Point culminant de la fondation de l’État moderne français, l’administration choisit une seule langue pour son fonctionnement. En 1539 est mise en place l’ordonnance dit de Villers-Cotterêts (nom d’une ville picarde), appelée officiellement « Ordonnance générale en matière de justice et de police », généralise l’utilisation du français pour les arrêts et les procédures des cours de justice, ainsi que pour la rédaction des actes notariés.
La langue de la cour et des élites urbaines, langue la plus développée au niveau culturel, s’impose face aux langues populaires (notamment les langues d’oc parlées dans le sud de la France, mais également le breton et le basque).
L’État moderne donne alors naissance au Collège des lecteurs royaux, assumant également l’établissement définitif d’une bibliothèque du roi enrichie d’achats et du dépôt légal. Et dans la foulée, le poète Joachim du Bellay publie en 1549 Défense et illustration de la langue française (La Deffence, et Illustration de la Langue Francoyse), qui sert de manifeste aux poètes du groupe de la Pléiade qui inaugurent la littérature nationale.

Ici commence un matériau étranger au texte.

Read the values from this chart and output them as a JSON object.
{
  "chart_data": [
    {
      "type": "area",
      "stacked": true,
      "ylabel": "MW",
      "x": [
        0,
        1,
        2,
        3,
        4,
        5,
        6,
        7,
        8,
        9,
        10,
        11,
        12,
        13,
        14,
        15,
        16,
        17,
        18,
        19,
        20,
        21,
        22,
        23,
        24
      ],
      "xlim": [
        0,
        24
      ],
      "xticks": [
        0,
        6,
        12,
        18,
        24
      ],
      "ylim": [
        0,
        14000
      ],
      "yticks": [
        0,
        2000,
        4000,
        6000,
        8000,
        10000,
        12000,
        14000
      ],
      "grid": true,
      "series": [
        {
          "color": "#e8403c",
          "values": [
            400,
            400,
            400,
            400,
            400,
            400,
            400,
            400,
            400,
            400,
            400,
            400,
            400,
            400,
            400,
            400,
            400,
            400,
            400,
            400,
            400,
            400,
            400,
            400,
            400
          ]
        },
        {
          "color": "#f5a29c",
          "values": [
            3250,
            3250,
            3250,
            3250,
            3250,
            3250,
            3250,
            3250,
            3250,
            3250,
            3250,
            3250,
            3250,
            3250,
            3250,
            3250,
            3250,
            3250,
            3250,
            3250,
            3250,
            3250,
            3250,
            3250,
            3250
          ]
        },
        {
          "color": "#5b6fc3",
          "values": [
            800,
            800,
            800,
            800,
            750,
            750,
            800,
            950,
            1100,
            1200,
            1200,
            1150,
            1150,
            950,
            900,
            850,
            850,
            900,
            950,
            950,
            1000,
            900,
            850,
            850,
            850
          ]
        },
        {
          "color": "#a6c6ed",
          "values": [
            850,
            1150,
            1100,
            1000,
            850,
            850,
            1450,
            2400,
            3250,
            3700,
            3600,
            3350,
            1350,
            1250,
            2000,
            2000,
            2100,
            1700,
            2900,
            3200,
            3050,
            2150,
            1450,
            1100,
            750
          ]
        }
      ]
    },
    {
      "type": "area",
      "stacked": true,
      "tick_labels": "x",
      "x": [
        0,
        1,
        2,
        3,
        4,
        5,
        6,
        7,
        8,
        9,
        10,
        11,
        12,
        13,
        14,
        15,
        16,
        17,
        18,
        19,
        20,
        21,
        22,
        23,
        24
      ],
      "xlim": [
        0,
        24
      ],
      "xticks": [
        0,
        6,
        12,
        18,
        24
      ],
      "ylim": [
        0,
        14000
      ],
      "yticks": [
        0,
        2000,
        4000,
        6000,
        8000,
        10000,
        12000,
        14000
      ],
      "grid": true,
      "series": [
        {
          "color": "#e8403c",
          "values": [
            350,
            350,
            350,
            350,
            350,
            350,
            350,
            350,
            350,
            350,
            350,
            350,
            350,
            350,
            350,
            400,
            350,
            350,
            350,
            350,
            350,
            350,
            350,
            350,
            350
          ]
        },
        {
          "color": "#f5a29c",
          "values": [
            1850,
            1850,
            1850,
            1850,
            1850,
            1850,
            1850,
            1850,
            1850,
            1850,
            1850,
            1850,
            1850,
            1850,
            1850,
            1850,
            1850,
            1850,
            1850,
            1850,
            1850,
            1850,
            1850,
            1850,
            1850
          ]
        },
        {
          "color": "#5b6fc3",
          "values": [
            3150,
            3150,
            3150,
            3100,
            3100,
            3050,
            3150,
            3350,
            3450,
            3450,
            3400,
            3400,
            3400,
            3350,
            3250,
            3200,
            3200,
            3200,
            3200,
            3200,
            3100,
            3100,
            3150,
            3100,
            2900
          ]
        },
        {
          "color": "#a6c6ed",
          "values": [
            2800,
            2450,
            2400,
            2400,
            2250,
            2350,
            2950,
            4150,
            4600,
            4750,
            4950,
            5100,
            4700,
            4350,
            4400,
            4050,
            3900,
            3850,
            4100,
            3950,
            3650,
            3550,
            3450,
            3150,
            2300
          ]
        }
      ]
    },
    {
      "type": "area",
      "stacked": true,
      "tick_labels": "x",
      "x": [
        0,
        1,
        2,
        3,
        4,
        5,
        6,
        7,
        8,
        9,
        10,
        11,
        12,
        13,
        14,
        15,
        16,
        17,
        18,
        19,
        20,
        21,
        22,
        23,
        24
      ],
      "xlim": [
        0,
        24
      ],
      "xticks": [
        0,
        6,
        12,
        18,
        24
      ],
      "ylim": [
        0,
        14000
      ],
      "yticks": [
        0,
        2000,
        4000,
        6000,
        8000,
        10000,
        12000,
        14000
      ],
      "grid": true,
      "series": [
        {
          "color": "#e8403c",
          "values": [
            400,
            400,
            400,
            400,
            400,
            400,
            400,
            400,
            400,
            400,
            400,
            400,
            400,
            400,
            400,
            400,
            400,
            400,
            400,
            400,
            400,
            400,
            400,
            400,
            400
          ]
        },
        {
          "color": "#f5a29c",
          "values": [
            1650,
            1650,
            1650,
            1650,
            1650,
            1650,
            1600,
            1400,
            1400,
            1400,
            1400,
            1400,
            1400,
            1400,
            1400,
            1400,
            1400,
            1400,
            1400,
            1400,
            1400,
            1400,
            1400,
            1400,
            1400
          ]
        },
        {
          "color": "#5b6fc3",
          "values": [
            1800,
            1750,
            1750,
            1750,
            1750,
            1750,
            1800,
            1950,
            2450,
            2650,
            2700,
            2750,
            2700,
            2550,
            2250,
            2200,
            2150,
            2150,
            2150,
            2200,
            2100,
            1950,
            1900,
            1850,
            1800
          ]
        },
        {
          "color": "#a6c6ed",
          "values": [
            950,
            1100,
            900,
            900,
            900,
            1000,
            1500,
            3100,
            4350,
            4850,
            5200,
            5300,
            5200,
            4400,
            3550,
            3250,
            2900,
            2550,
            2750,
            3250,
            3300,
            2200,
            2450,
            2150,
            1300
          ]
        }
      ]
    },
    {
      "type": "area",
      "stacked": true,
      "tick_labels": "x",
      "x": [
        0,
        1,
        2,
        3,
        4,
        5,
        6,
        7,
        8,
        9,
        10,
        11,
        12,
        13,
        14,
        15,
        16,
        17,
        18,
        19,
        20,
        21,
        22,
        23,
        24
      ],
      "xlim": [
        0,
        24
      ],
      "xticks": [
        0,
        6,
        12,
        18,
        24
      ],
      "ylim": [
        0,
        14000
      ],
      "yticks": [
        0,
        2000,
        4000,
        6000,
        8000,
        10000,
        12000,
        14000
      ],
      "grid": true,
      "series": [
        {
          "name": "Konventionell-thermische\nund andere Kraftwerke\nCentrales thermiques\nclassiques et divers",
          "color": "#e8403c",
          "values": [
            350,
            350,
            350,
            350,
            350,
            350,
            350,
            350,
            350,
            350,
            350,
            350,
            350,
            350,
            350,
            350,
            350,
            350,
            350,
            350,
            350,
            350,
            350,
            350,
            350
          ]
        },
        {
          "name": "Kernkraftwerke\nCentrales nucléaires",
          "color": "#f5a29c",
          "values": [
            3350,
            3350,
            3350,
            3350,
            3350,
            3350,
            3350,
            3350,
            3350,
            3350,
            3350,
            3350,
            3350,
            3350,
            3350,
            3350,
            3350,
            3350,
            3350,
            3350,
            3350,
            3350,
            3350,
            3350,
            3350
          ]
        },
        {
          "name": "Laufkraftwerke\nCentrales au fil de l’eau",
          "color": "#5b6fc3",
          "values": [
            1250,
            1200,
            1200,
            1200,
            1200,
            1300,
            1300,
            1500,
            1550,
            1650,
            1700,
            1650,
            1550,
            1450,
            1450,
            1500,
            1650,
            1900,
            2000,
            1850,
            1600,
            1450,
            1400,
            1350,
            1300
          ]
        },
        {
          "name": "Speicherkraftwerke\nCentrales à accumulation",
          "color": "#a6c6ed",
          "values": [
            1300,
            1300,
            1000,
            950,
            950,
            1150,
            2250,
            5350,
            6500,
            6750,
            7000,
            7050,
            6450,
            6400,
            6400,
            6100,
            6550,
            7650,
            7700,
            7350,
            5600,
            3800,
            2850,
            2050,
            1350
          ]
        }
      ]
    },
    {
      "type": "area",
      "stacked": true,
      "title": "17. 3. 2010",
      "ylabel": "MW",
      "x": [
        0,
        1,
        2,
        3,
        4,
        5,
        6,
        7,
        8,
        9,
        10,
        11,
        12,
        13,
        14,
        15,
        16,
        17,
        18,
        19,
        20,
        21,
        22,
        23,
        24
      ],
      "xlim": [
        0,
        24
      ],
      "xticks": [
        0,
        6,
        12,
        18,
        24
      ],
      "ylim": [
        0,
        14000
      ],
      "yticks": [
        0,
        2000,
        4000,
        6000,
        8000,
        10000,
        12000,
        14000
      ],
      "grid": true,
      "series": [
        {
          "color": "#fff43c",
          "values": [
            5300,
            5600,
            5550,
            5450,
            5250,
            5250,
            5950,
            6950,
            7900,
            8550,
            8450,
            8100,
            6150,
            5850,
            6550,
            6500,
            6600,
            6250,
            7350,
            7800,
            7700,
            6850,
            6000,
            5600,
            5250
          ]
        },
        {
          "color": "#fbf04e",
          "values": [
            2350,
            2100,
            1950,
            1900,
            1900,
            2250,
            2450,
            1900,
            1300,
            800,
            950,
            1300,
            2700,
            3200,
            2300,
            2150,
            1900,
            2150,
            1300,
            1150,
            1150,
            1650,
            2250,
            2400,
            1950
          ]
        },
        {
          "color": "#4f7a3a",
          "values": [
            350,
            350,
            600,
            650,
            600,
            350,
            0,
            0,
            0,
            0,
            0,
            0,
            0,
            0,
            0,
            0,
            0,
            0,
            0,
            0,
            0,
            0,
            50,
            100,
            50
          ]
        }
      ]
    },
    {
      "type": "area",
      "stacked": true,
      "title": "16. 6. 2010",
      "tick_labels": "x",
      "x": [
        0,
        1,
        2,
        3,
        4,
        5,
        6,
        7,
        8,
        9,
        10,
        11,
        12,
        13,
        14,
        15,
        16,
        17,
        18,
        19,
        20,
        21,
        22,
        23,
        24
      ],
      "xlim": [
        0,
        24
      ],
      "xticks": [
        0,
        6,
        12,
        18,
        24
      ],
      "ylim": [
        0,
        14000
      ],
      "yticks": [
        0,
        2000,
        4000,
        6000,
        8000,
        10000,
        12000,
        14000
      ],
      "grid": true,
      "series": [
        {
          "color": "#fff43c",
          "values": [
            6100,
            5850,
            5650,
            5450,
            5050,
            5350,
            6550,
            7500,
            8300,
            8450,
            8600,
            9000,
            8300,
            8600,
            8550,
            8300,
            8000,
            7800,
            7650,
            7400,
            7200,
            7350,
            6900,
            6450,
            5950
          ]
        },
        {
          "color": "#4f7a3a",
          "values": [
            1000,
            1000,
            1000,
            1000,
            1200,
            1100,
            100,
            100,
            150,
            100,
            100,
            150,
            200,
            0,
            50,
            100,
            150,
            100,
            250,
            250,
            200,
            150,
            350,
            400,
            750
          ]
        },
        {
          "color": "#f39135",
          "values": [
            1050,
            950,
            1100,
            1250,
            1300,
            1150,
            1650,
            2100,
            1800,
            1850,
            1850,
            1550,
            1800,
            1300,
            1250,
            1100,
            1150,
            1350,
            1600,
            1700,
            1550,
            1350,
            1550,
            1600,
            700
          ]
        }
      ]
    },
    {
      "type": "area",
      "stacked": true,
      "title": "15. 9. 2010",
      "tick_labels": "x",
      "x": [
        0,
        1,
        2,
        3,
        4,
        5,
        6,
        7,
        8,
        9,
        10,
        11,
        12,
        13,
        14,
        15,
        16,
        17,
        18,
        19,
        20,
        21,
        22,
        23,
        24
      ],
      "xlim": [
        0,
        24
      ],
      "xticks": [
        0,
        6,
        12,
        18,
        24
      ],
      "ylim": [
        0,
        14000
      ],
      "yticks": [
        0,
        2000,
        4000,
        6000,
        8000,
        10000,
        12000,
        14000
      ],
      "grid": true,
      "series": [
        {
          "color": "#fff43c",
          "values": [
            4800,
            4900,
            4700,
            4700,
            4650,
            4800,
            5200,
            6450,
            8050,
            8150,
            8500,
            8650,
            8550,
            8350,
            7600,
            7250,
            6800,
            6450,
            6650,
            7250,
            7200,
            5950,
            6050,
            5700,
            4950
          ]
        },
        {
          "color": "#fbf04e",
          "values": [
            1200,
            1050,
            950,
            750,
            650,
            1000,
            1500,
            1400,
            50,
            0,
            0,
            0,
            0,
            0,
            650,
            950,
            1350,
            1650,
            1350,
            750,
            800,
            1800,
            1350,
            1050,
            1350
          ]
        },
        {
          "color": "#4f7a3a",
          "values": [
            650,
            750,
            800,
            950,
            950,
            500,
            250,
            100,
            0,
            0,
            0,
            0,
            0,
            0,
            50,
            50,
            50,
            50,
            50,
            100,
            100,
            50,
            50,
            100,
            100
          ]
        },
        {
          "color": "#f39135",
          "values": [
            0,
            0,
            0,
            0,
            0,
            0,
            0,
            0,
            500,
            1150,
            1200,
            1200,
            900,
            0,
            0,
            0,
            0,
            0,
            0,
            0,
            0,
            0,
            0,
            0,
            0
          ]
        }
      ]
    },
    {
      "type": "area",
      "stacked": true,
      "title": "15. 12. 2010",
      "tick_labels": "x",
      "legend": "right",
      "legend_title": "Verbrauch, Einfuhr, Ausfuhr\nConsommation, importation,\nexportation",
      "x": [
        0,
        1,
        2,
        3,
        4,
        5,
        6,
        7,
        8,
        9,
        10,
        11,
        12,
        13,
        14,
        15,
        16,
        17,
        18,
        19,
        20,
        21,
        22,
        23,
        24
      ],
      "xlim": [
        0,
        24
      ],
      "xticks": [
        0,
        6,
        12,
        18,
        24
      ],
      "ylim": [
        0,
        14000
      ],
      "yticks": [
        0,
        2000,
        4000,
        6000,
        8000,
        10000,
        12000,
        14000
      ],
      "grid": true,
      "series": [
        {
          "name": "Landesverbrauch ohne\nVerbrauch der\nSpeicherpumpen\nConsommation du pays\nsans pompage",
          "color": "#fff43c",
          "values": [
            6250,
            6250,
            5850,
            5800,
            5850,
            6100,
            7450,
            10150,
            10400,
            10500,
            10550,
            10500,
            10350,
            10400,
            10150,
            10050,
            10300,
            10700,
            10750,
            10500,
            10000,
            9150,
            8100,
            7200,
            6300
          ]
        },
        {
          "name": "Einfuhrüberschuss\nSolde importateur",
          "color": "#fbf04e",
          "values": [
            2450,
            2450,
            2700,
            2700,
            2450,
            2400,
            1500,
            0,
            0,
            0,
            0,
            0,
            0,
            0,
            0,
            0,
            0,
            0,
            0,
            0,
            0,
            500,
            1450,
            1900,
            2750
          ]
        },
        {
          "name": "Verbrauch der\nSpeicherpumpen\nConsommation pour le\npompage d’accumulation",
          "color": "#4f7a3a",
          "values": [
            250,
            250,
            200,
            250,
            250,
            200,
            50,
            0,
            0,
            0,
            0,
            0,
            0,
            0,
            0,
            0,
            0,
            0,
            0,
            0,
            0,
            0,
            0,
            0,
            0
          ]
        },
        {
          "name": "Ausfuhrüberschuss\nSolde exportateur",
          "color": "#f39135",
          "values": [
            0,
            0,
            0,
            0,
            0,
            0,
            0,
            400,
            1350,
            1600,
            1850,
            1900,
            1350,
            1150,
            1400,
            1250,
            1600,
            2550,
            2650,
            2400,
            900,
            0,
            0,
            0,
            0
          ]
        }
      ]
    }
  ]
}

La langue française alors sa reconnaissance officielle et sa production artistique ; elle est prête à prendre la place du latin dans le domaine scientifique. L’État national français a sa langue nationale ; les particularismes locaux sont définitivement dépassés ; c’est une victoire du progrès, permettant le passage à une étape supérieure de la civilisation.